Am Traurigsten macht jedoch der Grund dafür, warum es die OZG Leistung „Ummeldung“ immer noch nicht flächendeckend in Deutschland gibt, was nach Auskunft der Bundesregierung daran liegt, dass dieser Prozess sogar vollständig digital umgesetzt wurde, was bedeutet, dass in der Abwicklung auch die Verwaltung digital mit den Bürger:innen kommunizieren kann. Anders als alle anderen im Alltag bekannten elektronischen Postfächer, wo man Nachrichten und Anhänge nicht nur schicken, sondern auch empfangen kann, sind viele Nutzerkonten für digitale Verwaltungsdienstleistungen aber nur Einbahnstraßen und kommen mit vollständig digitalisierten Prozessen, die eine Kommunikation in beide Richtungen erfordern, nicht klar. Überall dort kann man also die verfügbare online Dienstleistung „Ummeldung“ gar nicht anbieten. An diesem Beispiel zeigt sich erschütternd deutlich, wie grundfalsch es war, beim Onlinezugangsgesetz nur auf Schaufensterdigitalisierung zu setzen und nicht erst einmal die Grundlagen zu schaffen, nämlich unter anderem gut funktionierende Basisdienste, wie ein richtiges Postfach, und standardisierte Schnittstellen. Jede Häuslebauerin versteht, dass es erst eine gute Planung, dann ein Fundament und erst zum Schluss eine schöne Tür braucht, und dass die verschiedenen Gewerke beim Hausbau durch eine vernünftige Bauleitung koordiniert werden müssen, damit alles in der richtigen Reihenfolge und ohne Zeitverzug gebaut wird. Bei der Verwaltungsdigitalisierung in Deutschland bauen wir zuerst schicke Türen, ohne Plan, ohne Fundament, ohne Haus drumrum und offenbar ohne jegliche Koordination des Gesamtprozesses – so kann das nicht funktionieren und seit Jahren predigen das viele Fachleute und leider werden sie immer noch nicht ausreichend gehört.

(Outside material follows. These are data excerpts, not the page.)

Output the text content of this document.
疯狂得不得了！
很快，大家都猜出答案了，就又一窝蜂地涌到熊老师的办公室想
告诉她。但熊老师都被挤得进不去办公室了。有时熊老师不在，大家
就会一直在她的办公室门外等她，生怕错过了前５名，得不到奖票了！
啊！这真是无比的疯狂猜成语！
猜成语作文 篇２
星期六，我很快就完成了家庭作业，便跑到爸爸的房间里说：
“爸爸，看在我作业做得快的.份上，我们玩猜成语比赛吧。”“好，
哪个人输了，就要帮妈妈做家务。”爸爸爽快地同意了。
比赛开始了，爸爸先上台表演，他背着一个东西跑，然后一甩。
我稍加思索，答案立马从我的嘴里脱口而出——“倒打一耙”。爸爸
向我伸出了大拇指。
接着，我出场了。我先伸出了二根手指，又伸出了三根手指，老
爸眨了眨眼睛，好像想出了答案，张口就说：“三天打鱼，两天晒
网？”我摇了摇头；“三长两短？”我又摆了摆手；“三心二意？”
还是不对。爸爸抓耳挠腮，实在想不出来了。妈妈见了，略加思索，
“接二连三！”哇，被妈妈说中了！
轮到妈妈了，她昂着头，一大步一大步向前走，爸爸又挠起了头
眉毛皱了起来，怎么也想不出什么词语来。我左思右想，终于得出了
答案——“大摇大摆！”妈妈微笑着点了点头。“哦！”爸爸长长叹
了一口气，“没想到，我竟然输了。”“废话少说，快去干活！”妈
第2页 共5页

Umso wichtiger wird das OZG 2.0 als Nachfolgegesetz, das endlich die Grundlagen für eine wirkliche Verwaltungsdigitalisierung schaffen muss. Obwohl die Bundesregierung ein solches Gesetz bereits im Frühjahr ankündigte, kann sie jetzt immer noch keine Zeitplanung dafür vorlegen und verweist in ihrer Antwort auf meine schriftlichen Fragen auf die baldige Einleitung formaler Abstimmungsprozesse mit den anderen Ministerien und den Bundesländern. Ich habe selbst als Oppositionspolitikerin keinerlei Genugtuung dabei, die jeweiligen Bundesregierungen für ihr Versagen bei der Verwaltungsdigitalisierung zu kritisieren, denn wie alle anderen Bürger:innen finde ich einen weiterhin derart schlechten Standard schlicht unerträglich.“

* Hinweis: Da das BMI zu den Reifegraden keine Aussage treffen konnte, wurden diese auf dem Infoportal der OZG-Umsetzung selbst recherchiert. Davon abgesehen sind die Basis der Auswertung die referenzierten Antworten des BMI und die vom BMI bereitgestellten weiterführenden Dokumente (verlinkt am Ende des Beitrages).

Kontakt:

Anke Domscheit-Berg

mailto: anke.domscheit-berg@bundestag.de

Tel.: (030) 227 73107


Weiterführende Informationen:

Die URLs zu den externen Dokumenten im Antwortschreiben #2 und #3 waren nicht korrekt, auf Rückfrage teilte das BMI die gültigen URLs mit:

https://www.it-planungsrat.de/fileadmin/beschluesse/2022/Information2022_05_AL_Formblatt_Anbieter.pdf

https://www.it-planungsrat.de/fileadmin/beschluesse/2022/Information2022_05_AL_%C3%9Cbersicht_zum_Status_der_priorisierten_EfA-Leistungen.pdf

Datum: 29.11.2022 und 02.12.2022

Schriftliche Frage 1:

Mit wie viel Personal (bitte Angabe in Personenmonaten) wird derzeit jeweils in den Ressorts BMI, BMDV, BMF, BMWK und Kanzleramt im interministeriellen Laborformat digitale Identitäten mit Angabe des jeweiligen Themenschwerpunkts gearbeitet, und welche Erhöhung der Personenmonate ist jeweils gegebenenfalls geplant?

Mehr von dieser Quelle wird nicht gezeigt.